CASPER, Wyo. — Some students arrive without food in their bellies. Others don't have winter clothing to protect them from the cold.

Greta Hinderliter has spent 13 years assisting homeless children for the Natrona County School District. When she started out, she identified 19 homeless children. Now, she averages 300 a year.

The district has a better process now for identifying homeless kids. But that alone doesn't account for the increase.

"I have more and more kids that don't have shoes, don't have socks, don't have a winter coat," she said.

Hinderliter's experience reflects a five-year rise in the number of Wyoming children in poverty. An estimated 14 percent of the state's kids lived in poverty last year, up from 11 percent in 2005, according to figures released this week by Wyoming Kids Count.

The trend is slightly more pronounced for kids under age 5. The percentage of young children in poverty increased from 15 percent in 2005 to 19 percent last year.

"My numbers are up, definitely," Hinderliter tells the Casper Star-Tribune ( "There are a lot of families who are living on the edge of homelessness."

The increase in poverty rates is largely a result of the recession, said Kids Count Director Marc Homer. Nearly one out of every five children in Wyoming now live in households earning below the federal poverty level -- just more than $22,000 a year for a family of four.

"It means families are having more difficulty providing an adequate lifestyle for their children," he said.

Wyoming's child poverty rate remains below the national average of 20 percent. But it could still have long-lasting impacts on the state, according to Homer.

A study published earlier this year found that adults who experienced poverty as children didn't go as far in school, earned less money and were more likely to report poor overall health. Men were more likely to be arrested and women were more likely to give birth out of wedlock.

"It's in the interest of the state, for quality of life across the board and for economic development, to ensure more children don't slip into poverty," Homer said.
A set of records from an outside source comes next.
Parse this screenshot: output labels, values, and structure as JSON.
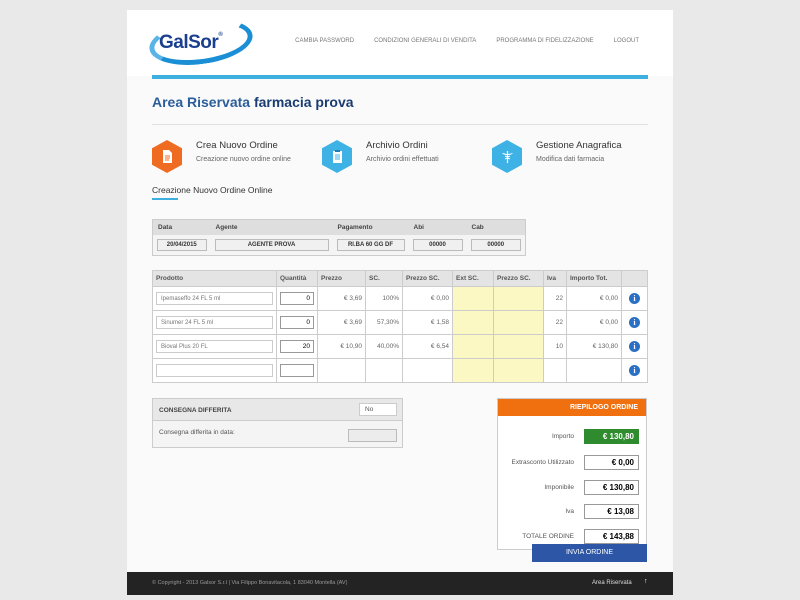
{
  "header": {
    "logo_text": "GalSor",
    "nav": [
      "CAMBIA PASSWORD",
      "CONDIZIONI GENERALI DI VENDITA",
      "PROGRAMMA DI FIDELIZZAZIONE",
      "LOGOUT"
    ]
  },
  "page": {
    "title_prefix": "Area Riservata",
    "title_bold": "farmacia prova"
  },
  "features": [
    {
      "title": "Crea Nuovo Ordine",
      "subtitle": "Creazione nuovo ordine online",
      "color": "#f06b22",
      "icon": "document-icon"
    },
    {
      "title": "Archivio Ordini",
      "subtitle": "Archivio ordini effettuati",
      "color": "#3fb2e5",
      "icon": "clipboard-icon"
    },
    {
      "title": "Gestione Anagrafica",
      "subtitle": "Modifica dati farmacia",
      "color": "#3fb2e5",
      "icon": "caduceus-icon"
    }
  ],
  "section_title": "Creazione Nuovo Ordine Online",
  "order_header": {
    "columns": [
      "Data",
      "Agente",
      "Pagamento",
      "Abi",
      "Cab"
    ],
    "values": [
      "20/04/2015",
      "AGENTE PROVA",
      "RI.BA 60 GG DF",
      "00000",
      "00000"
    ]
  },
  "products": {
    "columns": [
      "Prodotto",
      "Quantità",
      "Prezzo",
      "SC.",
      "Prezzo SC.",
      "Ext SC.",
      "Prezzo SC.",
      "Iva",
      "Importo Tot."
    ],
    "rows": [
      {
        "name": "Ipemaseffo 24 FL 5 ml",
        "qty": "0",
        "price": "€ 3,69",
        "sc": "100%",
        "price_sc": "€ 0,00",
        "ext_sc": "",
        "price_sc2": "",
        "iva": "22",
        "total": "€ 0,00"
      },
      {
        "name": "Sinumer 24 FL 5 ml",
        "qty": "0",
        "price": "€ 3,69",
        "sc": "57,30%",
        "price_sc": "€ 1,58",
        "ext_sc": "",
        "price_sc2": "",
        "iva": "22",
        "total": "€ 0,00"
      },
      {
        "name": "Bioval Plus 20 FL",
        "qty": "20",
        "price": "€ 10,90",
        "sc": "40,00%",
        "price_sc": "€ 6,54",
        "ext_sc": "",
        "price_sc2": "",
        "iva": "10",
        "total": "€ 130,80"
      },
      {
        "name": "",
        "qty": "",
        "price": "",
        "sc": "",
        "price_sc": "",
        "ext_sc": "",
        "price_sc2": "",
        "iva": "",
        "total": ""
      }
    ]
  },
  "consegna": {
    "title": "CONSEGNA DIFFERITA",
    "select_value": "No",
    "date_label": "Consegna differita in data:"
  },
  "riepilogo": {
    "title": "RIEPILOGO ORDINE",
    "rows": [
      {
        "label": "Importo",
        "value": "€ 130,80"
      },
      {
        "label": "Extrasconto Utilizzato",
        "value": "€ 0,00"
      },
      {
        "label": "Imponibile",
        "value": "€ 130,80"
      },
      {
        "label": "Iva",
        "value": "€ 13,08"
      },
      {
        "label": "TOTALE ORDINE",
        "value": "€ 143,88"
      }
    ],
    "submit_label": "INVIA ORDINE"
  },
  "footer": {
    "copyright": "© Copyright - 2013 Galsor S.r.l | Via Filippo Bonavitacola, 1 83040 Montella (AV)",
    "area_link": "Area Riservata",
    "up_arrow": "↑"
  },
  "colors": {
    "accent": "#3db0e0",
    "orange": "#f07010",
    "green": "#2e8b2e",
    "button": "#2d56a6"
  }
}
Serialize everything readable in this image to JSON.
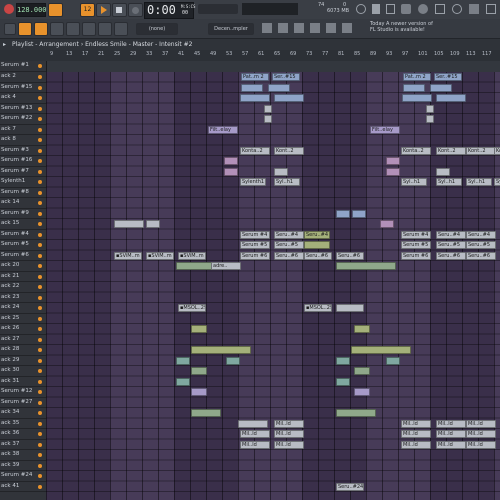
{
  "toolbar": {
    "tempo": "128.000",
    "pattern_num": "12",
    "time_display": "0:00",
    "time_sub": "00",
    "time_label": "M:S:CS",
    "cpu": "74",
    "memory": "6073 MB",
    "voices": "0",
    "pattern_selector": "(none)",
    "channel_selector": "Decen..mpler",
    "news_line1": "Today  A newer version of",
    "news_line2": "FL Studio is available!"
  },
  "playlist": {
    "breadcrumb": "Playlist - Arrangement › Endless Smile - Master - Intensit #2",
    "ruler_ticks": [
      "9",
      "13",
      "17",
      "21",
      "25",
      "29",
      "33",
      "37",
      "41",
      "45",
      "49",
      "53",
      "57",
      "61",
      "65",
      "69",
      "73",
      "77",
      "81",
      "85",
      "89",
      "93",
      "97",
      "101",
      "105",
      "109",
      "113",
      "117"
    ],
    "first_track_label": "Serum #1"
  },
  "tracks": [
    "ack 2",
    "Serum #15",
    "ack 4",
    "Serum #13",
    "Serum #22",
    "ack 7",
    "ack 8",
    "Serum #3",
    "Serum #16",
    "Serum #7",
    "Sylenth1",
    "Serum #8",
    "ack 14",
    "Serum #9",
    "ack 15",
    "Serum #4",
    "Serum #5",
    "Serum #6",
    "ack 20",
    "ack 21",
    "ack 22",
    "ack 23",
    "ack 24",
    "ack 25",
    "ack 26",
    "ack 27",
    "ack 28",
    "ack 29",
    "ack 30",
    "ack 31",
    "Serum #12",
    "Serum #27",
    "ack 34",
    "ack 35",
    "ack 36",
    "ack 37",
    "ack 38",
    "ack 39",
    "Serum #24",
    "ack 41"
  ],
  "clip_labels": {
    "pat_m2": "Pat..m 2",
    "ser15": "Ser..#15",
    "filt": "Filt..elay",
    "konta2": "Konta..2",
    "kont2": "Kont..2",
    "sylenth1": "Sylenth1",
    "syl_h1": "Syl..h1",
    "serum4": "Serum #4",
    "seru4": "Seru..#4",
    "serum5": "Serum #5",
    "seru5": "Seru..#5",
    "serum6": "Serum #6",
    "seru6": "Seru..#6",
    "svim": "▪SViM..m",
    "adre": "adre..",
    "msol": "▪MSOL..29",
    "mil": "Mil..ld",
    "seru24": "Seru..#24"
  },
  "colors": {
    "grid_bg": "#3a2f4a",
    "accent": "#e8922c",
    "toolbar": "#3a3e45"
  }
}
While the poverty trend is being driven by the national economy, decision makers in Wyoming haven't done all they could to take advantage of programs that could help children, Homer said.

The Wyoming Legislature rejected up to $38 million in federal unemployment benefits earlier this year, he noted. The state also chose not to pursue a competitive federal education grant that could have provided up to $50 million in funding.

The state should be taking advantage of such opportunities, Homer argued.

"We are either going to spend a lot of money on the back end trying to incarcerate people ... and deal with kids who aren't achieving academically in the future, or we can begin on the front end and provide the structure that will develop young human beings who will be able to pull themselves up by their bootstraps," he said.